At one point last spring, ICE changed its rules on the detainee-to-toilet ratio, meaning that Richwood’s actual capacity was reduced to 660 detainees.

“Consequently, Richwood’s capacity is 17 detainees below the contractual guaranteed minimum, resulting in ICE spending money on bed space that is not available,” the inspector general said.

In its official response, ICE said it’s working to resolve the toilet-to-detainee ratio issue, including updating the contract “on an ongoing basis.” ICE said it will make other contract adjustments by the end of this year.

The agency also promised to get the Louisiana facility to comply with ICE’s rules on giving detainees access to grievance forms, allow unrestricted legal visits when possible and clean up the facilities by the end of this year.

The facility also has a new cleaning schedule, Deborah Fleischaker, ICE’s acting chief of staff, said.

Investigators included photos in their report showing decrepit showers and rusty places in a cell. One photo showed a detainee holding up dirty and torn socks, while another showed a detainee holding a shirt with a large scorch mark where it was burned in the facility’s laundry dryers.

The laundry supervisor blamed the detainees, telling investigators that they fill the laundry bags too full. He said he’d tried to “educate” them but they wouldn’t listen, leaving the clothing damaged.

Investigators reviewed requests made to the laundry facility and found none had been responded to for 39 consecutive days before the auditors made their surprise visit. The laundry supervisor then failed to respond to investigators’ follow-up questions, the audit said.

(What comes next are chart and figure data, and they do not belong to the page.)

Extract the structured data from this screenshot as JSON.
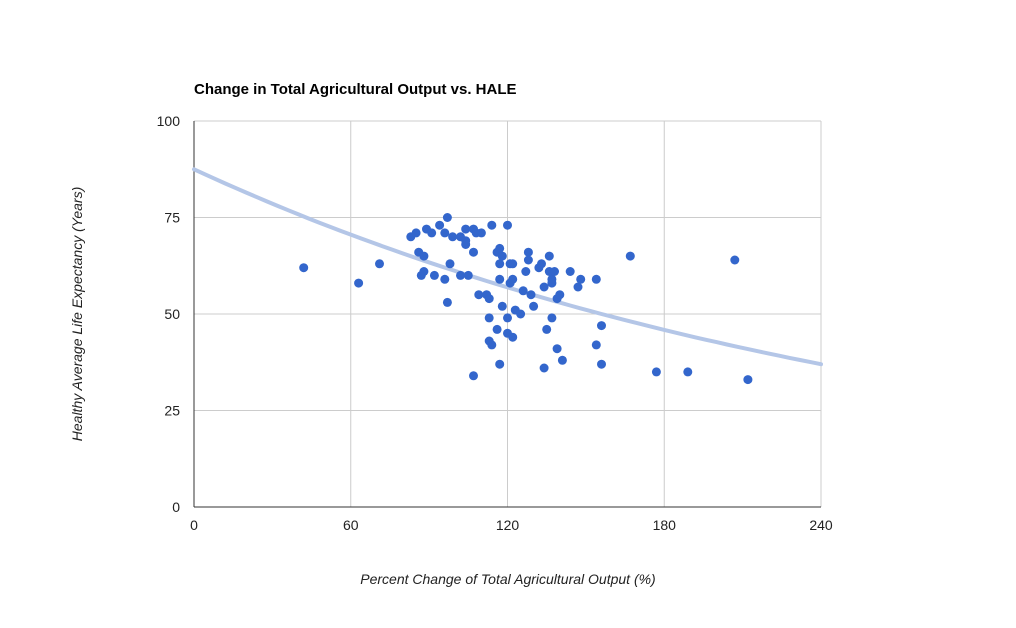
{
  "chart_data": {
    "type": "scatter",
    "title": "Change in Total Agricultural Output vs. HALE",
    "xlabel": "Percent Change of Total Agricultural Output (%)",
    "ylabel": "Healthy Average Life Expectancy (Years)",
    "xlim": [
      0,
      240
    ],
    "ylim": [
      0,
      100
    ],
    "xticks": [
      0,
      60,
      120,
      180,
      240
    ],
    "yticks": [
      0,
      25,
      50,
      75,
      100
    ],
    "grid": true,
    "legend": "none",
    "colors": {
      "points": "#3366cc",
      "trendline": "#b4c6e7"
    },
    "trendline": {
      "type": "exponential",
      "x": [
        0,
        240
      ],
      "y": [
        87.5,
        37
      ]
    },
    "points": [
      [
        42,
        62
      ],
      [
        63,
        58
      ],
      [
        71,
        63
      ],
      [
        83,
        70
      ],
      [
        85,
        71
      ],
      [
        86,
        66
      ],
      [
        87,
        60
      ],
      [
        88,
        61
      ],
      [
        88,
        65
      ],
      [
        89,
        72
      ],
      [
        91,
        71
      ],
      [
        92,
        60
      ],
      [
        94,
        73
      ],
      [
        96,
        71
      ],
      [
        96,
        59
      ],
      [
        97,
        53
      ],
      [
        97,
        75
      ],
      [
        98,
        63
      ],
      [
        99,
        70
      ],
      [
        102,
        60
      ],
      [
        102,
        70
      ],
      [
        104,
        72
      ],
      [
        104,
        69
      ],
      [
        104,
        68
      ],
      [
        105,
        60
      ],
      [
        107,
        72
      ],
      [
        107,
        66
      ],
      [
        107,
        34
      ],
      [
        108,
        71
      ],
      [
        109,
        55
      ],
      [
        110,
        71
      ],
      [
        112,
        55
      ],
      [
        113,
        54
      ],
      [
        113,
        43
      ],
      [
        113,
        49
      ],
      [
        114,
        73
      ],
      [
        114,
        42
      ],
      [
        116,
        66
      ],
      [
        116,
        46
      ],
      [
        117,
        67
      ],
      [
        117,
        63
      ],
      [
        117,
        59
      ],
      [
        117,
        37
      ],
      [
        118,
        65
      ],
      [
        118,
        52
      ],
      [
        120,
        73
      ],
      [
        120,
        49
      ],
      [
        120,
        45
      ],
      [
        121,
        63
      ],
      [
        121,
        58
      ],
      [
        122,
        59
      ],
      [
        122,
        63
      ],
      [
        122,
        44
      ],
      [
        123,
        51
      ],
      [
        125,
        50
      ],
      [
        126,
        56
      ],
      [
        127,
        61
      ],
      [
        128,
        64
      ],
      [
        128,
        66
      ],
      [
        129,
        55
      ],
      [
        130,
        52
      ],
      [
        132,
        62
      ],
      [
        133,
        63
      ],
      [
        134,
        57
      ],
      [
        134,
        36
      ],
      [
        135,
        46
      ],
      [
        136,
        61
      ],
      [
        136,
        65
      ],
      [
        137,
        59
      ],
      [
        137,
        58
      ],
      [
        137,
        49
      ],
      [
        138,
        61
      ],
      [
        139,
        54
      ],
      [
        139,
        41
      ],
      [
        140,
        55
      ],
      [
        141,
        38
      ],
      [
        144,
        61
      ],
      [
        147,
        57
      ],
      [
        148,
        59
      ],
      [
        154,
        42
      ],
      [
        154,
        59
      ],
      [
        156,
        47
      ],
      [
        156,
        37
      ],
      [
        167,
        65
      ],
      [
        177,
        35
      ],
      [
        189,
        35
      ],
      [
        207,
        64
      ],
      [
        212,
        33
      ]
    ]
  }
}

“Detainees need bedding and clothing that meet the standard in order to have suitable living conditions during their stay at Richwood,” the audit concluded.

It’s not just the Louisiana facility that’s leaving beds empty.

ICE contracts out for most of its detention space and the agency pays mandatory minimums to many of those facilities — and often falls short.

A Government Accountability Office report in 2021 found that ICE spent nearly $21 million in May 2020 for roughly 12,000 beds a day that it left empty.

That was, of course, during the early days of the pandemic, when the agency was under pressure from policymakers and judges to reduce its numbers to halt the spread of the coronavirus.

But in the year leading up to that, GAO investigators found five facilities that didn’t meet the guaranteed minimum for a single month.

The inspector general’s report makes clear the issue has continued even as pandemic crowding policies have dissipated.

Indeed, the Biden administration began this year with fewer than 21,000 beds filled, despite being funded for an average of 34,000 beds a day. As of the start of this week, ICE had 27,426 people in custody.